И долго я стоял у речки
…Весь апрель Энен приносила нам листки из своего Дневника. Читала стихи, и к каждому поэту у нее был свой рассказ из Дневника, например:
«…Он зашел в гостиную и завалился на стул – даже не сел, просто рухнул, как мешок! Дерзкий, хамовитый, чуть ли ноги на стол не положил… Маяковский произвел на меня тогда очень странное впечатление. Весь такой нескладный, громадный, как глыба, с волевым подбородком и тяжелым взглядом, которым, мне казалось, он хотел произвести впечатление, и, почему-то казалось, что именно на меня. Он сердился и язвил, и вдруг становился мягким и спокойным… Он вышел на середину комнаты и стал читать.
Хотите —
буду от мяса бешеный
– и, как небо, меняя тона —
хотите —
буду безукоризненно нежный,
не мужчина, а – облако в штанах!
…У него, как у настоящего творческого человека, настроение менялось каждые несколько минут – он то жаловался, то негодовал, то издевался, то требовал, то впадал в истерику, то делал паузы…»

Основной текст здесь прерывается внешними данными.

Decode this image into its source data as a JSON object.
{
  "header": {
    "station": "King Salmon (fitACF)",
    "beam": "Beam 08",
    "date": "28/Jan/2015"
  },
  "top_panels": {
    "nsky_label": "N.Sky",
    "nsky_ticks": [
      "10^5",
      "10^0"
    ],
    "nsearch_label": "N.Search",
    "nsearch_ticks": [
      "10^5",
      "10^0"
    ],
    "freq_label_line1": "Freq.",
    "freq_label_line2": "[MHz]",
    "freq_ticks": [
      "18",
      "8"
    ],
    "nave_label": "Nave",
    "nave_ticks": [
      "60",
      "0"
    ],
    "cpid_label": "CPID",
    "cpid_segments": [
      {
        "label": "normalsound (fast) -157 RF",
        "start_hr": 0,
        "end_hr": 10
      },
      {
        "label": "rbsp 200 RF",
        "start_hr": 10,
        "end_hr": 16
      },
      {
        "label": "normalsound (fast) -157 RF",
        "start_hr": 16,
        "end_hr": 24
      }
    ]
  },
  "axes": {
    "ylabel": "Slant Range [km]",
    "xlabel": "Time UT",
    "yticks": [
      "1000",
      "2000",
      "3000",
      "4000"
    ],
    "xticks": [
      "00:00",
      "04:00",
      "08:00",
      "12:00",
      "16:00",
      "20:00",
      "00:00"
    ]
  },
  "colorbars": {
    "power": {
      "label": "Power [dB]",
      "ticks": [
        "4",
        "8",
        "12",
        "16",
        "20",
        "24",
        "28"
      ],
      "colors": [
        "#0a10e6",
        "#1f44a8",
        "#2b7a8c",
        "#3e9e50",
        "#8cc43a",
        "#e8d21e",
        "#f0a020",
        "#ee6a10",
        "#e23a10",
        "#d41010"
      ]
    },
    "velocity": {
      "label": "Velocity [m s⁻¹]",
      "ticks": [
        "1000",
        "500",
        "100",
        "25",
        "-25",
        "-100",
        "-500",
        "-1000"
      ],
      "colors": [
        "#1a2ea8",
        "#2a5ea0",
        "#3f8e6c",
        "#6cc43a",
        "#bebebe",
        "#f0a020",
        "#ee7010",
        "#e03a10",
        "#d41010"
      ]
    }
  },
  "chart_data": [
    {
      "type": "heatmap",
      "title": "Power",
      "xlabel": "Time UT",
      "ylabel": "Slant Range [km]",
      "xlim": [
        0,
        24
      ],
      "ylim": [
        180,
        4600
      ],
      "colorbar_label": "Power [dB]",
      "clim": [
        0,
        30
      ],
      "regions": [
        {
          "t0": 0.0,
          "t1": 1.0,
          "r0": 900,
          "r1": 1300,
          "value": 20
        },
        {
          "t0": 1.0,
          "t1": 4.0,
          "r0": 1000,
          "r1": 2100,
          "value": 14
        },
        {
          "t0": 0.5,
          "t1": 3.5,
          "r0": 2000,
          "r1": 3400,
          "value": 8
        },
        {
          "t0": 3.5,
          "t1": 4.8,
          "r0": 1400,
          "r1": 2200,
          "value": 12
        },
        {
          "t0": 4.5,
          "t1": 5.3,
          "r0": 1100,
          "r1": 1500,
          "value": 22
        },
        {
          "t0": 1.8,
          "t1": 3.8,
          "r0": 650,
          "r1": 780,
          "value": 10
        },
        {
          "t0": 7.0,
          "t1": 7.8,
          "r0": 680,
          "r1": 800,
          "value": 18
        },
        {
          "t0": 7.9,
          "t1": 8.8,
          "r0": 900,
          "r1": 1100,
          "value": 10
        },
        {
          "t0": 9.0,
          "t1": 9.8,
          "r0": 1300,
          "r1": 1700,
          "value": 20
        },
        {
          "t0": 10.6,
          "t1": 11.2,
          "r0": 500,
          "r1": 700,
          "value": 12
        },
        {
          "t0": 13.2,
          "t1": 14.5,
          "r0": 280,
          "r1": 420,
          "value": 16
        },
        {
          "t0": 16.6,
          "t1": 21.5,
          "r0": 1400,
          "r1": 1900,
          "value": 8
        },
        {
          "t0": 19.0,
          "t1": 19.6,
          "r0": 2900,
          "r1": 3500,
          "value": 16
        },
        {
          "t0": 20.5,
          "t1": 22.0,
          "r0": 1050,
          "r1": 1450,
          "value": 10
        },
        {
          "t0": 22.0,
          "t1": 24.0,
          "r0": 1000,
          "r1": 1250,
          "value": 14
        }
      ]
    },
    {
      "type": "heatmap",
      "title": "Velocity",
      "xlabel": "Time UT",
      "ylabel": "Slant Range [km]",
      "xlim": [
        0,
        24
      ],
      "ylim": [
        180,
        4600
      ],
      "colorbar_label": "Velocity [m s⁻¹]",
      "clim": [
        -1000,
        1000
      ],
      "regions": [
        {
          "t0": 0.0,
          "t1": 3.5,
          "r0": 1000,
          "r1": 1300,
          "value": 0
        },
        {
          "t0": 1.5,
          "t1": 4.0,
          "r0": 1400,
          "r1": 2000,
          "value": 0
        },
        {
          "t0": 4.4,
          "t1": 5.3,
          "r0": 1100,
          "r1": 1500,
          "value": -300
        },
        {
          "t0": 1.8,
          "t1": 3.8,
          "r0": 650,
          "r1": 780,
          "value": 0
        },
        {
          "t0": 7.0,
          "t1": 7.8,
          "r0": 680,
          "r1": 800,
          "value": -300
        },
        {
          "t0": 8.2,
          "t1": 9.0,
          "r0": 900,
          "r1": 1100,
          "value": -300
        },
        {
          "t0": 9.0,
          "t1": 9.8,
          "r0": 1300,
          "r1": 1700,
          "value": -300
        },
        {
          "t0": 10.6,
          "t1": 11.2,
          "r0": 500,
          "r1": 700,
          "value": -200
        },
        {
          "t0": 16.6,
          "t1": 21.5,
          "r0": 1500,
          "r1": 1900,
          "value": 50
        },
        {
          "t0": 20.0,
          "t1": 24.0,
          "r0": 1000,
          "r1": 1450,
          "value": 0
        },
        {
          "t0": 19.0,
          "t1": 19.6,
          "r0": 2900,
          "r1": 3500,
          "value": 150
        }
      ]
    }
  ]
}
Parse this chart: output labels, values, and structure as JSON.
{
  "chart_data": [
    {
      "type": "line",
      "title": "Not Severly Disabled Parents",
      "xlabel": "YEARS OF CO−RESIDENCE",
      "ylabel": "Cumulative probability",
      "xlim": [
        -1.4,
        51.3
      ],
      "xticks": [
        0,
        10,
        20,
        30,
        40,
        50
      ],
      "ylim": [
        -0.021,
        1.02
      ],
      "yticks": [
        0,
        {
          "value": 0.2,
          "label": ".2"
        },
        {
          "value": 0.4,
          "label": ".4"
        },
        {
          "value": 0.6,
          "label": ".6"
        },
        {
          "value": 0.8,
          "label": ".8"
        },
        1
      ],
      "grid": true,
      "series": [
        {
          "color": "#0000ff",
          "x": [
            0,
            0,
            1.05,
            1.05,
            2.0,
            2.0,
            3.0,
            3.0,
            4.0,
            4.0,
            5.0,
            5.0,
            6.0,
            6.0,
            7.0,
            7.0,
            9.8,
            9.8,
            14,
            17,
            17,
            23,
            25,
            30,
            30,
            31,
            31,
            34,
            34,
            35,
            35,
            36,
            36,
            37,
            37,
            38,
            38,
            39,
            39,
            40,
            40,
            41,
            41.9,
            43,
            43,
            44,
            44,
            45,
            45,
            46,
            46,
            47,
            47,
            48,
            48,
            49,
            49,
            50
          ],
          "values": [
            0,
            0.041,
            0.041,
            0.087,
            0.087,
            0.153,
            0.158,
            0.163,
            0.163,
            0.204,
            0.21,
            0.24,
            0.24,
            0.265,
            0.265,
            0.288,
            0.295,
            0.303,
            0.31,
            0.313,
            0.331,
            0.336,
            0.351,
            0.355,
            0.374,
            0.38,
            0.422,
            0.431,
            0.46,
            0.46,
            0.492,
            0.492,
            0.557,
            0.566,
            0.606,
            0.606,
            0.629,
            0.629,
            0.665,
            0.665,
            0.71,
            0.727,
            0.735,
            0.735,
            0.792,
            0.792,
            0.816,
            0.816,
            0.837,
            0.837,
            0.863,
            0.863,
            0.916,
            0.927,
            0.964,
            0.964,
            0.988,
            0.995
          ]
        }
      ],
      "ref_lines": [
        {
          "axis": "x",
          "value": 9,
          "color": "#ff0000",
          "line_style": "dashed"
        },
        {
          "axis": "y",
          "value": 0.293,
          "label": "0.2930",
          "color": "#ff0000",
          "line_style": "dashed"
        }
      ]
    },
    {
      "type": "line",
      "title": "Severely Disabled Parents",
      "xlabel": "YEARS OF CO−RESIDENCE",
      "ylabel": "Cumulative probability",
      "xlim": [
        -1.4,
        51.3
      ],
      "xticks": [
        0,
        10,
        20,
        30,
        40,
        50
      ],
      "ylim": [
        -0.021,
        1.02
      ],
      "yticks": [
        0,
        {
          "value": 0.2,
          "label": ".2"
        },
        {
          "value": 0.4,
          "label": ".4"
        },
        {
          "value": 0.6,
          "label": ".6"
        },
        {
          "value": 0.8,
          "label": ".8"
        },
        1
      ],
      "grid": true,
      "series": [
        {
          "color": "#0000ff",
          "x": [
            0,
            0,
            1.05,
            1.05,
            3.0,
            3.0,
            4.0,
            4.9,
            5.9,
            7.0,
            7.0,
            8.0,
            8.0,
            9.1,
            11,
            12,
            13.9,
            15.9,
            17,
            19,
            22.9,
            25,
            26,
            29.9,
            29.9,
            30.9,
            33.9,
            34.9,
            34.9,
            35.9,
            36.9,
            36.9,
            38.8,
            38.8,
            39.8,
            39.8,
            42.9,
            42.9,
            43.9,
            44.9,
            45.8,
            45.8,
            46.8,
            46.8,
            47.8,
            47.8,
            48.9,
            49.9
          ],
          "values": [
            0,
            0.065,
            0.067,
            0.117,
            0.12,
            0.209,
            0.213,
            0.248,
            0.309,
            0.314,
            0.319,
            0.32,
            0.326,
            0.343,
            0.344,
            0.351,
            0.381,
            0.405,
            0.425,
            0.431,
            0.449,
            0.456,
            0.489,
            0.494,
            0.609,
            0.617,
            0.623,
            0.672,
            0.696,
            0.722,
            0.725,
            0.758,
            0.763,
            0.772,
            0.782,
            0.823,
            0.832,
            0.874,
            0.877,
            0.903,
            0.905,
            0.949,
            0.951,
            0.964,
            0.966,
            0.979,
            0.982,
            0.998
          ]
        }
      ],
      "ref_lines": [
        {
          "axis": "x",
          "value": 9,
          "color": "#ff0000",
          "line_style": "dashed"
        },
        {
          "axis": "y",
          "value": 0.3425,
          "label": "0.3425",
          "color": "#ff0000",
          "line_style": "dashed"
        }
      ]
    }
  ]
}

– Хорошо, что вы все записывали… – нехотя признала Алиса, – а то бы никто и не узнал, как это было.
– Конечно, хорошо.
Или так:
– В кафе «Бродячая собака» человечество делили на людей искусства и остальных, их называли фармацевты… Ахматова посвятила «Бродячей собаке» стихи «Все мы бражники здесь, блудницы»… Так вот, мы сидели в «Бродячей собаке», и вдруг – представьте – вплывает Ахматова! Она не была красавицей, она была больше чем красавица, я не могла отвести от нее глаз! Вот я вам сейчас прочитаю из Дневника:
«…Ахматова сидит у камина. Она прихлебывает черный кофе, курит тонкую папироску. Как она бледна!
…Ахматова никогда не сидит одна. Друзья, поклонники, влюбленные, какие-то дамы в больших шляпах и с подведенными глазами».
– А вы кто там были, фармацевт? – спросила Алиса.
– Я – человек искусства… Что ты так смотришь, сушку хочешь?
Алиса протянула руку за сушкой, и я вдруг заметил: что-то не так. Алиса не интересовала меня настолько, чтобы рассматривать ее, но мы много времени провели рядом и глаз вдруг сам отметил – что-то не так. Рука, протянутая за сушкой, была не Алисина, не жирная лапа, а обычная девичья рука.